You’re in the year 2040…..
In this ideal healthcare setting, physicians, nurses, and other health care practitioners would simply take care of their patients without having to think much about health records at all. They would devote most of their time and attention to interacting with the patient. Whatever the outcome of the examination, relevant information would flow seamlessly to all parties necessary to handle the patient’s progress through the health care system—to insurance companies, hospitals, other physicians, and the patient. In terms of the electronic health record itself, this means that the EHR would be populated with little or no effort. When the nurse or doctor takes vital signs, these would be automatically uploaded.
All the relevant information would be uploaded in a Nationalized Database maintained in a secure location with quantum-grade encryption technology that would be accessible to a bunch of academic research organizations, public health organizations like the CDC, healthcare providers and patients alike to download or view in different formats according to their permissions.
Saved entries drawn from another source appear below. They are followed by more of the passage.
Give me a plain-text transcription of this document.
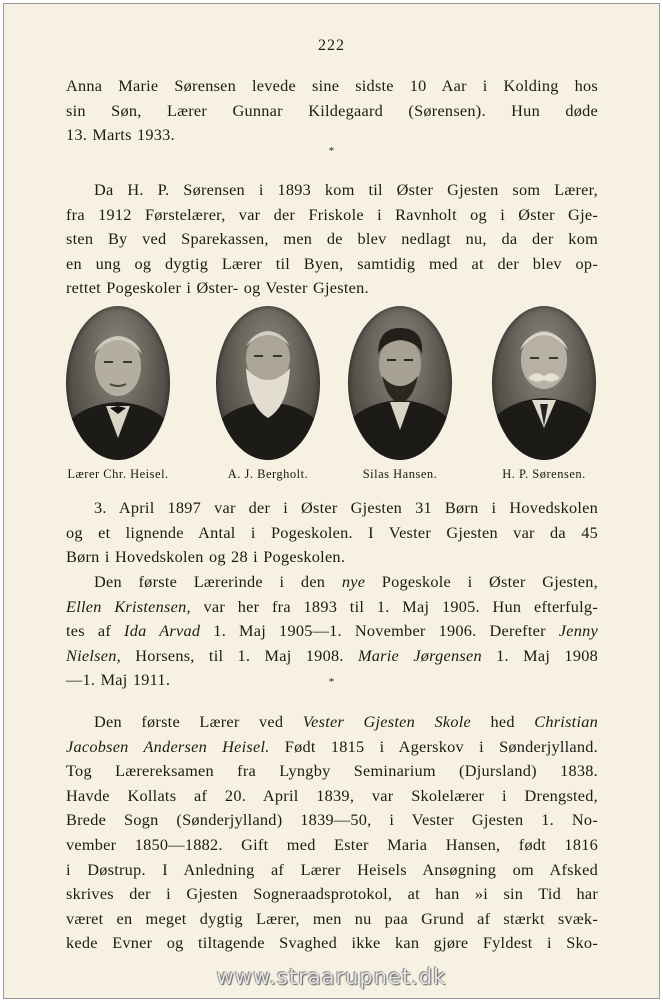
222

Anna Marie Sørensen levede sine sidste 10 Aar i Kolding hos
sin Søn, Lærer Gunnar Kildegaard (Sørensen). Hun døde
13. Marts 1933.

*

Da H. P. Sørensen i 1893 kom til Øster Gjesten som Lærer,

fra 1912 Førstelærer, var der Friskole i Ravnholt og i Øster Gje-
sten By ved Sparekassen, men de blev nedlagt nu, da der kom
en ung og dygtig Lærer til Byen, samtidig med at der blev op-
rettet Pogeskoler i Øster- og Vester Gjesten.

Lærer Chr. Heisel.	A. J. Bergholt.	Silas Hansen.	H. P. Sørensen.

3. April 1897 var der i Øster Gjesten 31 Børn i Hovedskolen

og et lignende Antal i Pogeskolen. I Vester Gjesten var da 45
Børn i Hovedskolen og 28 i Pogeskolen.

Den første Lærerinde i den nye Pogeskole i Øster Gjesten,
Ellen Kristensen, var her fra 1893 til 1. Maj 1905. Hun efterfulg-
tes af Ida Arvad 1. Maj 1905—1. November 1906. Derefter Jenny
Nielsen, Horsens, til 1. Maj 1908. Marie Jørgensen 1. Maj 1908
—1. Maj 1911.	*

Den første Lærer ved Vester Gjesten Skole hed Christian
Jacobsen Andersen Heisel. Født 1815 i Agerskov i Sønderjylland.
Tog Lærereksamen fra Lyngby Seminarium (Djursland) 1838.
Havde Kollats af 20. April 1839, var Skolelærer i Drengsted,
Brede Sogn (Sønderjylland) 1839—50, i Vester Gjesten 1. No-
vember 1850—1882. Gift med Ester Maria Hansen, født 1816
i Døstrup. I Anledning af Lærer Heisels Ansøgning om Afsked
skrives der i Gjesten Sogneraadsprotokol, at han »i sin Tid har
været en meget dygtig Lærer, men nu paa Grund af stærkt svæk-
kede Evner og tiltagende Svaghed ikke kan gjøre Fyldest i Sko-

www.straarupnet.dk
In the exam room, an automated physician’s assistant would listen to the interaction between doctor and patient, and, based on the communication in the room and verbal cues from the clinicians, record all relevant information in the physical exam. The automated physician’s assistant would also offer options for taking action. It would use artificial intelligence (AI) technology to synthesize medical literature, the patient’s history, and relevant histories of other patients whose records would be available in anonymized, aggregated form. When the assistant hears a complaint from the patient, the EHR would populate different possible diagnoses for the clinician to investigate. It would also be sensitive to an individual patient’s characteristics—lifestyle, medication history, genetic makeup—and bring all the relevant medical knowledge to bear on what would be best treatment options for a particular patient. This kind of medical decision-making support would bring Precision Health into the doctor’s practice, with the goal of keeping people healthy.
Knowledge would flow not only to the clinician that is caring for a particular patient but also to public health officials interested in the population at large. We can imagine a future where EHRs are part of a rich, seamless data stream that facilitates doctor-patient rapport even as it delivers real-time diagnostic support. Clinicians would be free to do what they do best: use their brains and interact with other human beings.